As the book said however, most people are impelled into treatment by a crisis. Mrs McGillicuddy was wondering how this might apply to Miss Marple, when she heard her come in from the Crackenthorpes. Things had been getting a bit lively up there and this afternoon, Miss Marple had been meeting Inspector Craddock to share her ideas. Instead of coming into the lounge with a smile of triumph, however, Miss Marple slumped into a chair, only pausing briefly by the drinks cabinet to pour herself a large G+T.
When she was eventually persuaded to talk about what had happened, it turned out that the meeting had been a disaster and Miss Marple had completely lost the thread of what she had
wanted to say. She had muddled up Cedric and Harold, and kept calling Dr Quimper, ‘Haydock’. “I must be sickening for something”, she said……….

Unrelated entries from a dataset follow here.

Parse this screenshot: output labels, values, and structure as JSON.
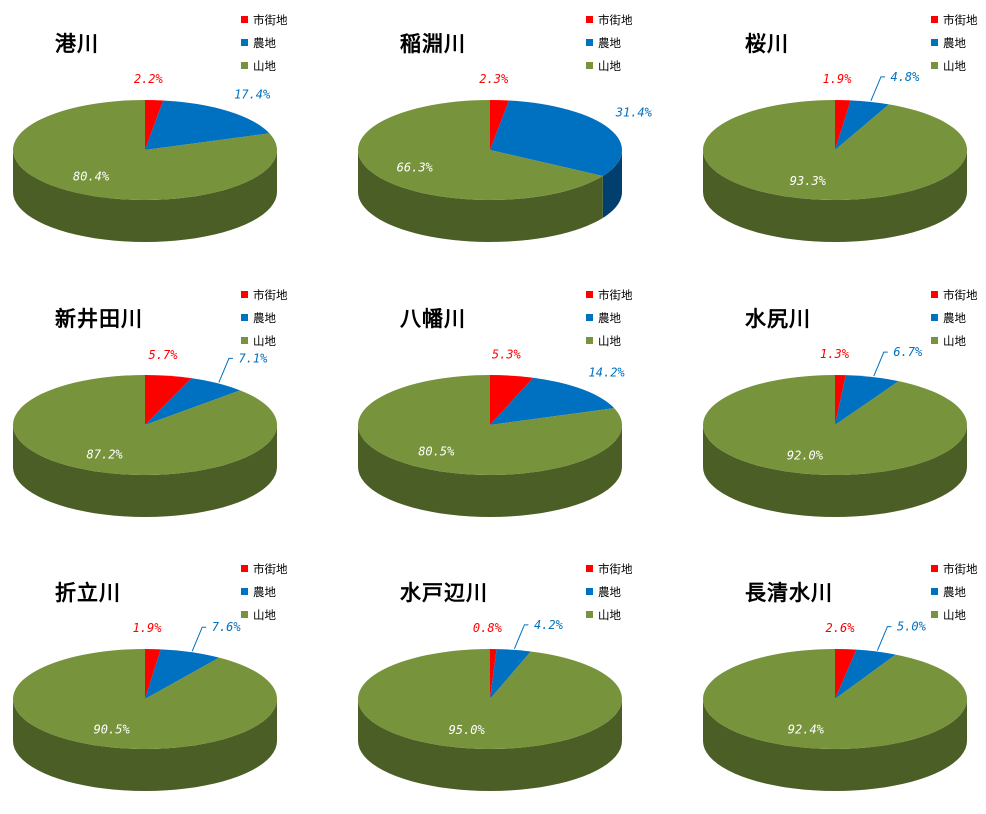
{
  "legend_labels": [
    "市街地",
    "農地",
    "山地"
  ],
  "colors": {
    "series": [
      "#ff0000",
      "#0070c0",
      "#77933c"
    ],
    "side": [
      "#a00000",
      "#003f6e",
      "#4b5e26"
    ],
    "label": [
      "#ff0000",
      "#0070c0",
      "#ffffff"
    ]
  },
  "chart_data": [
    {
      "type": "pie",
      "title": "港川",
      "categories": [
        "市街地",
        "農地",
        "山地"
      ],
      "values": [
        2.2,
        17.4,
        80.4
      ],
      "data_labels": [
        "2.2%",
        "17.4%",
        "80.4%"
      ],
      "legend_position": "top-right",
      "style": "3d"
    },
    {
      "type": "pie",
      "title": "稲淵川",
      "categories": [
        "市街地",
        "農地",
        "山地"
      ],
      "values": [
        2.3,
        31.4,
        66.3
      ],
      "data_labels": [
        "2.3%",
        "31.4%",
        "66.3%"
      ],
      "legend_position": "top-right",
      "style": "3d"
    },
    {
      "type": "pie",
      "title": "桜川",
      "categories": [
        "市街地",
        "農地",
        "山地"
      ],
      "values": [
        1.9,
        4.8,
        93.3
      ],
      "data_labels": [
        "1.9%",
        "4.8%",
        "93.3%"
      ],
      "legend_position": "top-right",
      "style": "3d"
    },
    {
      "type": "pie",
      "title": "新井田川",
      "categories": [
        "市街地",
        "農地",
        "山地"
      ],
      "values": [
        5.7,
        7.1,
        87.2
      ],
      "data_labels": [
        "5.7%",
        "7.1%",
        "87.2%"
      ],
      "legend_position": "top-right",
      "style": "3d"
    },
    {
      "type": "pie",
      "title": "八幡川",
      "categories": [
        "市街地",
        "農地",
        "山地"
      ],
      "values": [
        5.3,
        14.2,
        80.5
      ],
      "data_labels": [
        "5.3%",
        "14.2%",
        "80.5%"
      ],
      "legend_position": "top-right",
      "style": "3d"
    },
    {
      "type": "pie",
      "title": "水尻川",
      "categories": [
        "市街地",
        "農地",
        "山地"
      ],
      "values": [
        1.3,
        6.7,
        92.0
      ],
      "data_labels": [
        "1.3%",
        "6.7%",
        "92.0%"
      ],
      "legend_position": "top-right",
      "style": "3d"
    },
    {
      "type": "pie",
      "title": "折立川",
      "categories": [
        "市街地",
        "農地",
        "山地"
      ],
      "values": [
        1.9,
        7.6,
        90.5
      ],
      "data_labels": [
        "1.9%",
        "7.6%",
        "90.5%"
      ],
      "legend_position": "top-right",
      "style": "3d"
    },
    {
      "type": "pie",
      "title": "水戸辺川",
      "categories": [
        "市街地",
        "農地",
        "山地"
      ],
      "values": [
        0.8,
        4.2,
        95.0
      ],
      "data_labels": [
        "0.8%",
        "4.2%",
        "95.0%"
      ],
      "legend_position": "top-right",
      "style": "3d"
    },
    {
      "type": "pie",
      "title": "長清水川",
      "categories": [
        "市街地",
        "農地",
        "山地"
      ],
      "values": [
        2.6,
        5.0,
        92.4
      ],
      "data_labels": [
        "2.6%",
        "5.0%",
        "92.4%"
      ],
      "legend_position": "top-right",
      "style": "3d"
    }
  ]
}
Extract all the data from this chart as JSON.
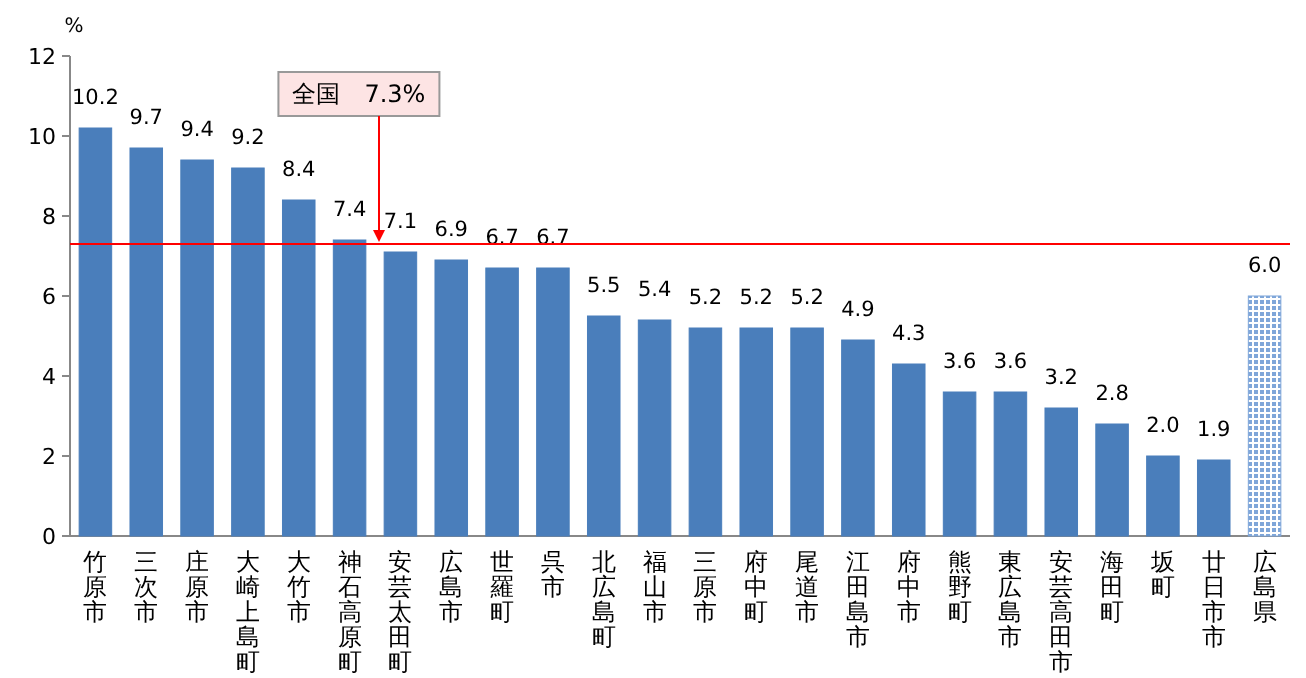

Mrs McGillicuddy seized the moment. She was strengthened by the book’s comment about the need to put to one side the natural wish of a helper to try and reduce pain, but to focus on
maintaining the intensity of the pain to encourage motivation to change.
Not that much went in, given Miss Marple’s inebriated state but both Lucy and Mrs McGillicuddy followed the talk up the next morning, as Miss Marple battled with a headache! Instead of denial and outrage, which they had feared, they found Miss Marple knew she was drinking too much and was ready to talk.